Status of variable-interest entity (VIE) structures unresolved. "VIE structures"-- contractual arrangements widely-used to channel foreign funds into restricted or prohibited sectors--have not been formally endorsed by Chinese regulations. The 2015 Draft FIL would have defined foreign investment to include the acquisition of control of a domestic invested enterprise by contract, thereby subjecting VIE structures to the rules applicable to typical foreign investments. The FIL, however, does not explicitly include the acquisition of contractual control among the enumerated forms of "foreign investment. But it does define "foreign investment" to include any other form of investment as may be specified by administrative regulations or China's State Council, thus leaving the door open for future regulations that may address VIE structures.
Cross-border payments to remain subject to China's foreign exchange policy imperatives. In late 2016 and early 2017, as China's State Administration for Foreign Exchange ("SAFE") tightened foreign exchange controls, many foreign exchange transactions, e.g., for distributions on equity or royalty payments, experienced substantial delays. The commitment in Article 21 of the FIL to allow FIEs to "freely" remit capital and payments out of China would seem to prohibit such delays in the future. But so long as SAFE acts pursuant to legal authorities--and thus "according to law"--when imposing foreign exchange controls in the future, its actions may be seen as consistent with Article 21.
Greater freedom of contract for technology licenses, though owing to changes outside of the FIL. With its broad references to the "principle of fairness" or "equal negotiation," Article 22 itself provides little clarity as to how free foreign licensors and Chinese licensees will be to negotiate the terms of their technology collaborations. But other recent regulatory changes do suggest that China is increasingly willing to allow parties to negotiate cross-border IP licenses on their own terms.
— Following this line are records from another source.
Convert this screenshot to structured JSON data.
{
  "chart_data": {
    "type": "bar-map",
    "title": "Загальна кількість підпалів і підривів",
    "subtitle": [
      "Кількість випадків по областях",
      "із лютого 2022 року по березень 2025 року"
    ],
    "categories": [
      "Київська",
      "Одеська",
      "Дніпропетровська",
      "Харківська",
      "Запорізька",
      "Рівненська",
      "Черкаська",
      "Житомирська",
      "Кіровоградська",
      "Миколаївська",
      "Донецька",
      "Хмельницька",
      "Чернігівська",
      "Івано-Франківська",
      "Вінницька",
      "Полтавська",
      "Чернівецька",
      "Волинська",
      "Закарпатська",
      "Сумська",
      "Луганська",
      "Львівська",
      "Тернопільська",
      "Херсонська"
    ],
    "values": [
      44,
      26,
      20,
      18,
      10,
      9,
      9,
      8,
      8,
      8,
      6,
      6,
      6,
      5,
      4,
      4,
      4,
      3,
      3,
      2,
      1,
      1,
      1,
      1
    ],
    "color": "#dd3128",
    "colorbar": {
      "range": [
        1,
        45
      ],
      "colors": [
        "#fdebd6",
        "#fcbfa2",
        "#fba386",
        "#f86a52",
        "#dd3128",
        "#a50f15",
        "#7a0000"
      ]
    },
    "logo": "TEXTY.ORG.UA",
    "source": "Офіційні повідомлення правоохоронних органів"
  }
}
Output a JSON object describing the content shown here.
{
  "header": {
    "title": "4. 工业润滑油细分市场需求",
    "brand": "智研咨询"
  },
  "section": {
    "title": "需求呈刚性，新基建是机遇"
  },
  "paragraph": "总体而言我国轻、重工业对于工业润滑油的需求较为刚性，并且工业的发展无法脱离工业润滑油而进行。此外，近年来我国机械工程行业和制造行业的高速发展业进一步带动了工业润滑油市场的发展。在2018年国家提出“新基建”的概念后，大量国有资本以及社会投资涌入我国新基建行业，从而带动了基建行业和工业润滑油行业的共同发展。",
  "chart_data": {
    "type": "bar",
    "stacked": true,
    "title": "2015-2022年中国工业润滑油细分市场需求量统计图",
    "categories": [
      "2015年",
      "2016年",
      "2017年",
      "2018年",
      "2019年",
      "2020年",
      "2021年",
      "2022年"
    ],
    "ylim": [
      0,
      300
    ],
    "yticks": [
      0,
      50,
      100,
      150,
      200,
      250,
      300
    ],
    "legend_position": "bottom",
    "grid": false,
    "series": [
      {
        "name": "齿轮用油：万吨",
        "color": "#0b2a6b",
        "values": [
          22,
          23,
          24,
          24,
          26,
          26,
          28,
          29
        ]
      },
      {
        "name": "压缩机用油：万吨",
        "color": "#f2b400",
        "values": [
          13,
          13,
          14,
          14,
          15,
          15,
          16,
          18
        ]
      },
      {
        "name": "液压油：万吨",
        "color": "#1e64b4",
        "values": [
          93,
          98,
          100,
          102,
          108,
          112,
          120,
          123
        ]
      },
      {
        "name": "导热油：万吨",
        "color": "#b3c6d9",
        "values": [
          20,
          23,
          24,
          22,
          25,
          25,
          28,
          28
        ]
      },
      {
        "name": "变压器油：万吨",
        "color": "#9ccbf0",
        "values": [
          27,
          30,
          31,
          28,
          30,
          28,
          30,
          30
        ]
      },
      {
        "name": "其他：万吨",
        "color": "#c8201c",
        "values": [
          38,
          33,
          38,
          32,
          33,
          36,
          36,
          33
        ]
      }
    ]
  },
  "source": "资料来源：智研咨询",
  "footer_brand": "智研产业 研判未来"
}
On March 2, 2019, the Decisions of the State Council to Amend Certain Administrative Regulations eliminated certain provisions regarding cross-border IP licenses in the Regulations of the Administration of Import and Export of Technologies that had long been criticized as overly-burdensome. The eliminated provisions had required, among other things, (i) that foreign licensors be liable for infringement of third-party IP resulting from the licensee's use of the licensed IP, (ii) that improvements to the licensed IP be owned by the party responsible for the improvements, and (iii) that various pro-licensor covenants be excluded from the licenses. Such requirements have often not been followed in practice, and there has been little publicized enforcement in this area to guide contracting parties. Nonetheless, the existence of these requirements has made it somewhat risky for contracting parties who chose not to strictly follow the requirements in their cross-border license agreements. The elimination of these provisions is thus a welcome development and suggests that China may intend to make real changes in furtherance of the commitments in the FIL.
No change (yet) to treatment of in-kind capital contributions. Under the EJV Law, ownership stakes of partners forming a joint venture must be proportional to the value of their respective capital contributions, and the value of in-kind capital contributions is usually considered by the government based upon an asset appraisal report issued by an appraisal firm. It is generally more difficult for such firms to assess the value of IP rights contributed to an entity via a cross-border IP license with standard termination rights, and, on such basis, the government may refuse to allow the registration. This leaves the parties to seek alternative, often costly, ways to achieve their mutually-desired contractual arrangements. The situation may partially change with the passing of the FIL, because the Company Law gives shareholders of limited liability companies the ability to allocate profits not in proportion to their shareholdings.